I had an hour to kill before lunch with Tom so I went to the art museum. I spent most of my time there looking at a show of Soviet and Russian art from 1960 to 2010. There was some compelling stuff but my overall impression was one of sorrow at what my country had done to generations of its artists. The brutal governmental constraints lay like a thick patina over the surface of each artwork. Even the most strident pieces of agitprop had a grim, defeated air to them. The blazing July sun outside was a jarring contrast to the sad, oblique work inside. I blasted the rental’s AC and drove to Tom’s record store.

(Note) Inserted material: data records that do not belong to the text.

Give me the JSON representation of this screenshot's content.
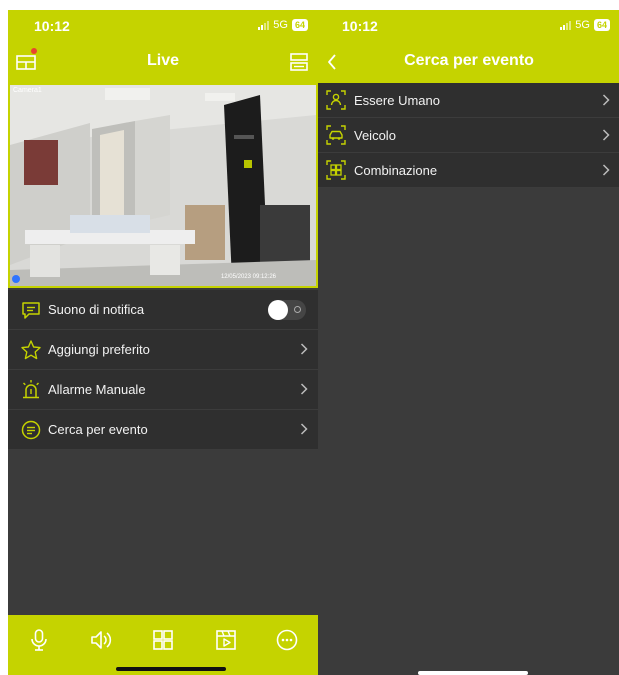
{
  "left": {
    "status": {
      "time": "10:12",
      "network": "5G",
      "battery": "64"
    },
    "nav": {
      "title": "Live"
    },
    "camera": {
      "label": "Camera1",
      "timestamp": "12/05/2023 09:12:26"
    },
    "menu": [
      {
        "label": "Suono di notifica",
        "icon": "message-icon",
        "control": "toggle",
        "toggle_on": false
      },
      {
        "label": "Aggiungi preferito",
        "icon": "star-icon",
        "control": "chevron"
      },
      {
        "label": "Allarme Manuale",
        "icon": "alarm-icon",
        "control": "chevron"
      },
      {
        "label": "Cerca per evento",
        "icon": "search-event-icon",
        "control": "chevron"
      }
    ],
    "tabbar": [
      "microphone-icon",
      "speaker-icon",
      "grid-icon",
      "playback-icon",
      "more-icon"
    ]
  },
  "right": {
    "status": {
      "time": "10:12",
      "network": "5G",
      "battery": "64"
    },
    "nav": {
      "title": "Cerca per evento"
    },
    "menu": [
      {
        "label": "Essere Umano",
        "icon": "human-detect-icon"
      },
      {
        "label": "Veicolo",
        "icon": "vehicle-detect-icon"
      },
      {
        "label": "Combinazione",
        "icon": "combination-icon"
      }
    ]
  },
  "colors": {
    "accent": "#c5d300",
    "background": "#3b3b3b",
    "row": "#2f2f2f"
  }
}
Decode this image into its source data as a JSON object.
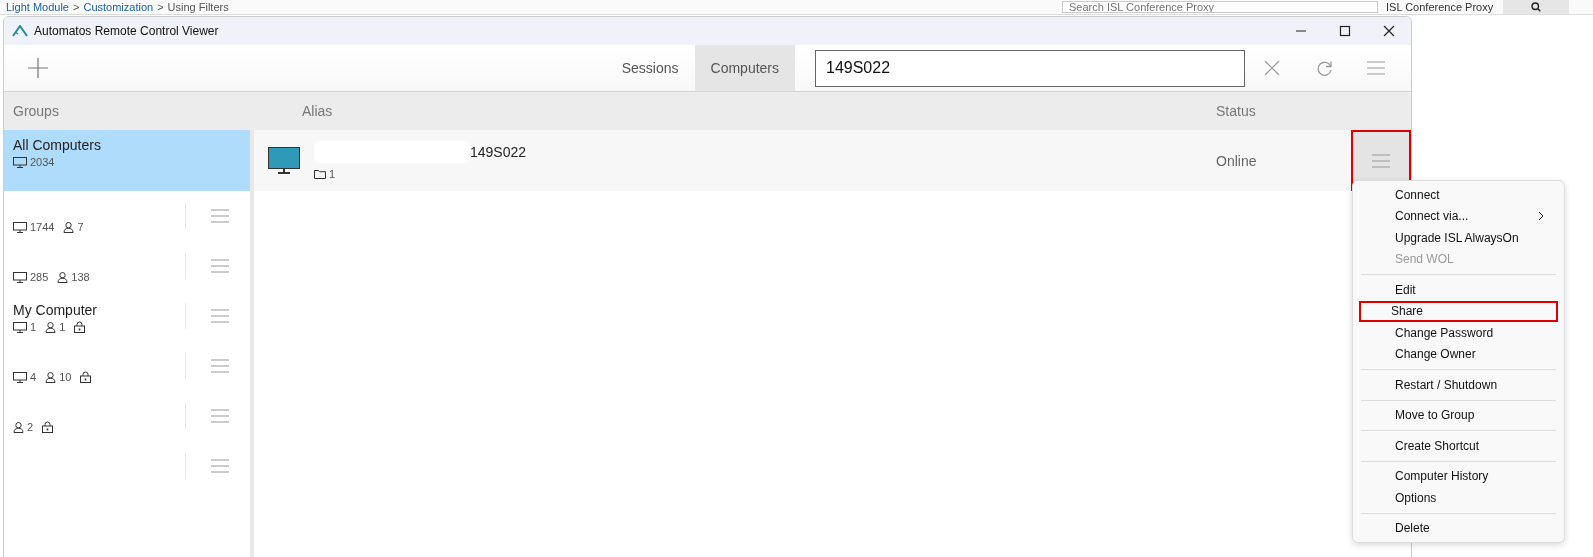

He’s been working at Used Kids for twenty years now. He doesn’t deal with the public, preferring to work in the office cataloguing, pricing, and buying collections of LPs. He has a graduate degree in library science but there are few jobs to be had in that field these days. Record collectors are librarians of a sort, so at least he gets to work in a field connected to his interests. Still, he’s hoping to get out one of these days. We got deli sandwiches from a supermarket called Lucky’s and took them back to the store to eat. An hour later I was back on the highway west en route to Chicago.

That night I sweated buckets humping Ikea frames up my three flights, then returned the car to Enterprise downtown. I was only gone a day and a half but the trip went some ways to rearrange my headspace which I think was needed. The reason to go other places is mostly to refresh one’s feeling of home.

p.s. Go see Alejandro Jodorowsky’s Endless PoetryIt’s amazing.